Tools for good
How can one work at being good?

On the question of,”How can one work at being good?” one famous answer has been virtue theory. It has been expounded by figures like Aristotle and Aquinas, and one can find modern versions in “character education” programs. The idea is to focus on practicing specific virtues, with the goal of having them become habit. Since we often have incomplete information, and the correct moral action will be a matter of judgement, the goal is to perfect the judgement by practicing virtues.

How can we influence others to be good?

On the question of, “How can we influence others to be good?” one important answer is the narrative. If being moral means being able to see from other perspective, then anything that can aid people in doing that can increase moral behavior. The narrative is often designed to do just that. Characters are presented that the audience can identify and empathize with.

Before the civil war the abolitionist movement existed for decades, but it was limited to a minority of activists. The advent of “Uncle Tom’s Cabin”, the second best selling book in American history, transformed the North into a nation of abolitionists. When Abraham Lincoln met Harriet Beecher Stowe, he is reported to have said, “So this is the little lady, who started the big war”.

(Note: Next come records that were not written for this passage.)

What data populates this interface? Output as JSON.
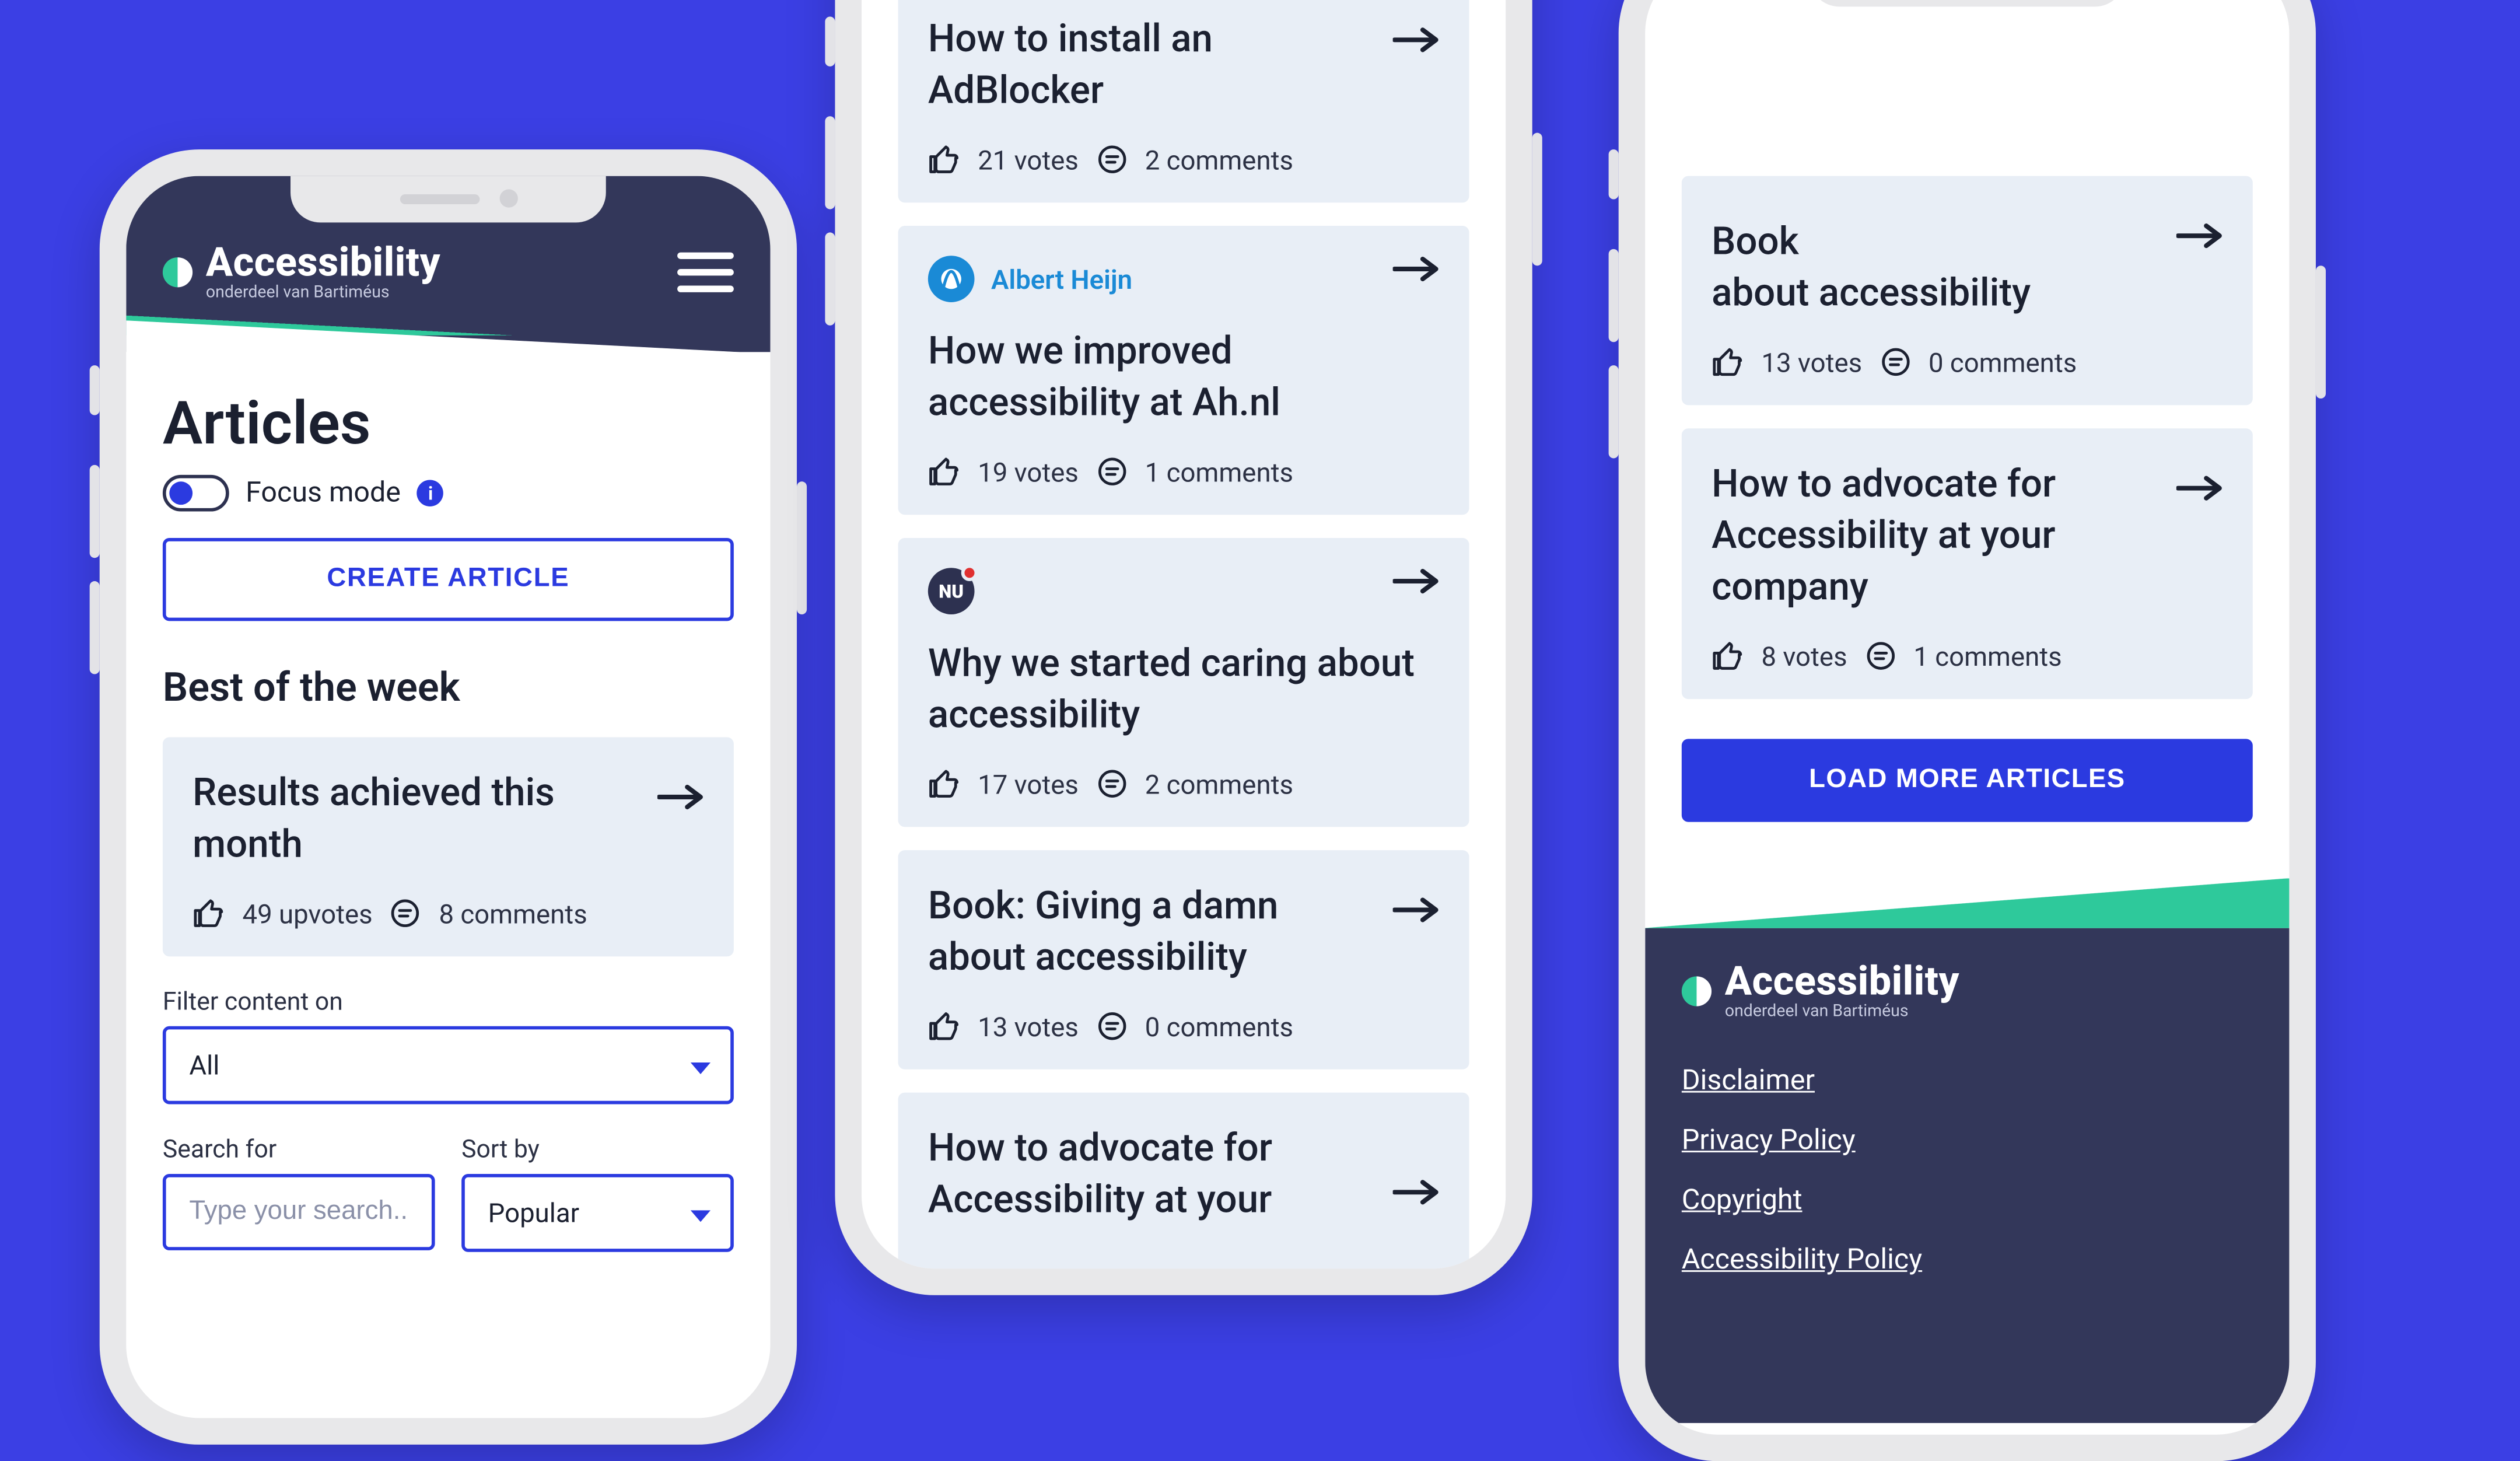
{
  "brand": {
    "name": "Accessibility",
    "tagline": "onderdeel van Bartiméus"
  },
  "phone1": {
    "page_title": "Articles",
    "focus_label": "Focus mode",
    "create_button": "CREATE ARTICLE",
    "best_heading": "Best of the week",
    "best_card": {
      "title": "Results achieved this month",
      "upvotes": "49 upvotes",
      "comments": "8 comments"
    },
    "filter_label": "Filter content on",
    "filter_value": "All",
    "search_label": "Search for",
    "search_placeholder": "Type your search...",
    "sort_label": "Sort by",
    "sort_value": "Popular"
  },
  "phone2": {
    "cards": [
      {
        "title_line1": "How to install an",
        "title_line2": "AdBlocker",
        "votes": "21 votes",
        "comments": "2 comments",
        "brand": null
      },
      {
        "title": "How we improved accessibility at Ah.nl",
        "votes": "19  votes",
        "comments": "1 comments",
        "brand": {
          "label": "Albert Heijn",
          "color": "#1a8ad6"
        }
      },
      {
        "title": "Why we started caring about accessibility",
        "votes": "17 votes",
        "comments": "2 comments",
        "brand": {
          "label": "",
          "color": "#2d3150"
        }
      },
      {
        "title": "Book: Giving a damn about accessibility",
        "votes": "13 votes",
        "comments": "0 comments",
        "brand": null
      },
      {
        "title": "How to advocate for Accessibility at your",
        "brand": null
      }
    ]
  },
  "phone3": {
    "cards": [
      {
        "title": "Book about accessibility",
        "votes": "13 votes",
        "comments": "0 comments"
      },
      {
        "title": "How to advocate for Accessibility at your company",
        "votes": "8 votes",
        "comments": "1 comments"
      }
    ],
    "load_more": "LOAD MORE ARTICLES",
    "footer_links": [
      "Disclaimer",
      "Privacy Policy",
      "Copyright",
      "Accessibility Policy"
    ]
  },
  "icons": {
    "thumb": "thumb-up-icon",
    "comment": "comment-icon",
    "arrow": "arrow-right-icon",
    "menu": "menu-icon",
    "info": "info-icon"
  }
}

Those people that can weave successful narratives that convey ethical truths
are the modern day prophets guiding us towards a better future.

Always it is easier to pay homage to the prophets than to heed the direction of their vision.
It is easier blindly to venerate the Saints then to learn the human quality of their sainthood.            
It is easier to glorify the heroes of the race than to give weight to their examples.
To worship the wise is much easier than to profit by their wisdom.
Great leaders are honored, not by adulation, but by sharing their insights and values.
Grandchildren of those who stoned the prophet
sometimes gather up the stones to build the prophet's monument.
Always it is easier to pay homage to the prophets than to heed the direction of their vision.